Das Pädagogische Zentrum wird aufgelöst

■ Heute wird das „Berliner Institut für die Fort- und Weiterbildung von Lehrern“ gegründet / Für das fortschrittliche Pädagogische Zentrum bedeutet dies das Aus

Nach drei Jahren Vorbereitung soll heute das „Berliner Institut für die Fort- und Weiterbildung von Lehrern“ (Bil) aus der Taufe gehoben werden. Aber Schulsenator Jürgen Klemanns (CDU) Pläne für das neue, der Schulverwaltung nachgeordnete Institut sind heftig umstritten.

Das Bil soll die Aufgaben des Pädagogischen Zentrums (PZ) in Wilmersdorf übernehmen. Das PZ entwickelt und veranstaltet Fort- und Weiterbildungsprogramme für Berliner Lehrer. Seit seiner Gründung im Jahre 1965 ist das PZ als zu fortschrittlich verschrien. Jetzt will der CDU-Senator das Institut auflösen. Alle 78 Mitarbeiter werden ins Bil übernommen, verlieren aber nicht nur ihren Personalrat und ihre gewählte Frauenbeauftragte, sondern auch ihre bisherige Aufgabe.

Die Mitarbeiter des PZ sind verärgert über den neuen Geschäftsverteilungsplan. „Unsere Einwände wurden überhaupt nicht berücksichtigt“, klagt Jutta Pflanz, Frauenbeauftragte am PZ. So durften die Mitarbeiter, die jahrelang selbst neue Arbeitsformen entwickelt hatten, die Lehrerfortbildung nur noch organisieren. Brigitte Reich, stellvertretende Vorsitzende der Lehrergewerkschaft GEW, fordert: „Die seit fast 30 Jahren bewährte Struktur des PZ muß erhalten bleiben.“

Das sieht der Schulsenator anders. „Jedes Institut hat seine eigene Struktur“, so Klemanns Sprecher Andreas Moegelin, „und die Aufgaben sind umfangreicher geworden.“ Das neue Bil besteht aus den vier Abteilungen „Fächerbezogene Fortbildung“, „Fächerübergreifende Aufgaben von Erziehung und Unterricht“, „Personalführung und Lehrerverhaltenstraining“ und „Schulentwicklung“. Die neu geschaffenen Leiterstellen, die alle vier nach A16 bezahlt werden, wurden am 4. Februar im Amtsblatt des Senats ausgeschrieben.

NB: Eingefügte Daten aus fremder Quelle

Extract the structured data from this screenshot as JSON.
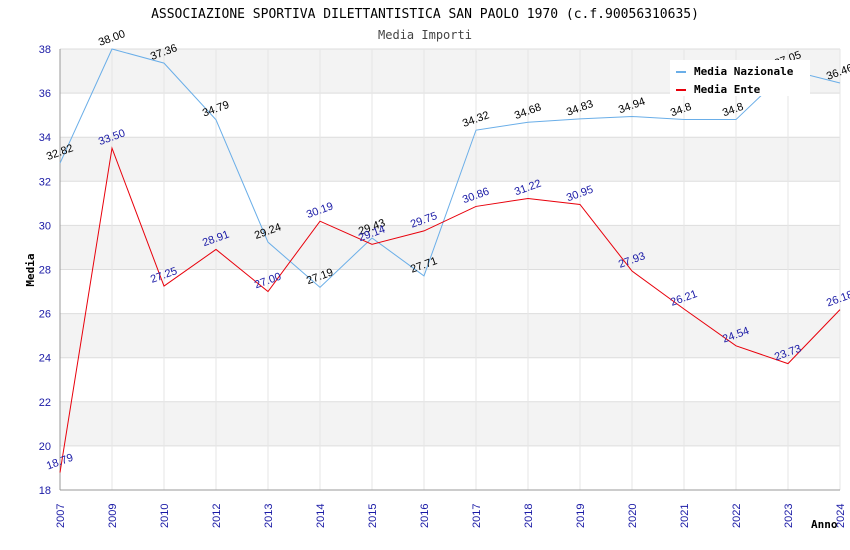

„Das war eine fingierte Ausschreibung“, behauptet Sybille Volkholz (Bündnis 90/Die Grünen). Ihrer Ansicht nach wurden die Leiterstellen nur geschaffen, um Beamten der Schulverwaltung neue Aufstiegschancen zu eröffnen. Im Entwurf eines Geschäftsverteilungsplans vom vergangenen Sommer stehen schon die Namen der designierten Abteilungsleiter, „Leute, denen der Senat etwas Gutes tun möchte“, vermutet Volkholz.

Ein Name, der unter der Hand die Runde macht, ist der von Joachim Dannert, Referent in der Schulverwaltung. Als Schulsenatorin Hanna-Renate Laurien (CDU) 1989 den Sessel für ihre grüne Nachfolgerin Volkholz räumen mußte, verschaffte sie ihrem persönlichen Referenten Dannert noch einen Referatsleiterposten. Jetzt erwartet den Zehlendorfer ein weiterer Karriereschub. Dannert selbst will seine Bewerbung weder bestätigen noch dementieren: „Das ist meine persönliche Angelegenheit.“

Bei der Besetzung der A16- Stellen will sich die Schulverwaltung nicht über die Schulter blicken lassen. Der Personalrat hat auf den Führungsebenen sowieso nicht mitzureden, und Jutta Pflanz fühlt sich schlichtweg „ausgebootet“. Mit dem Argument „Das ist ein ganz neues Institut“ (Moegelin) verwehrt die Verwaltung der Frauenbeauftragten die Mitwirkung. Jetzt will Pflanz ihre Teilnahme juristisch erzwingen.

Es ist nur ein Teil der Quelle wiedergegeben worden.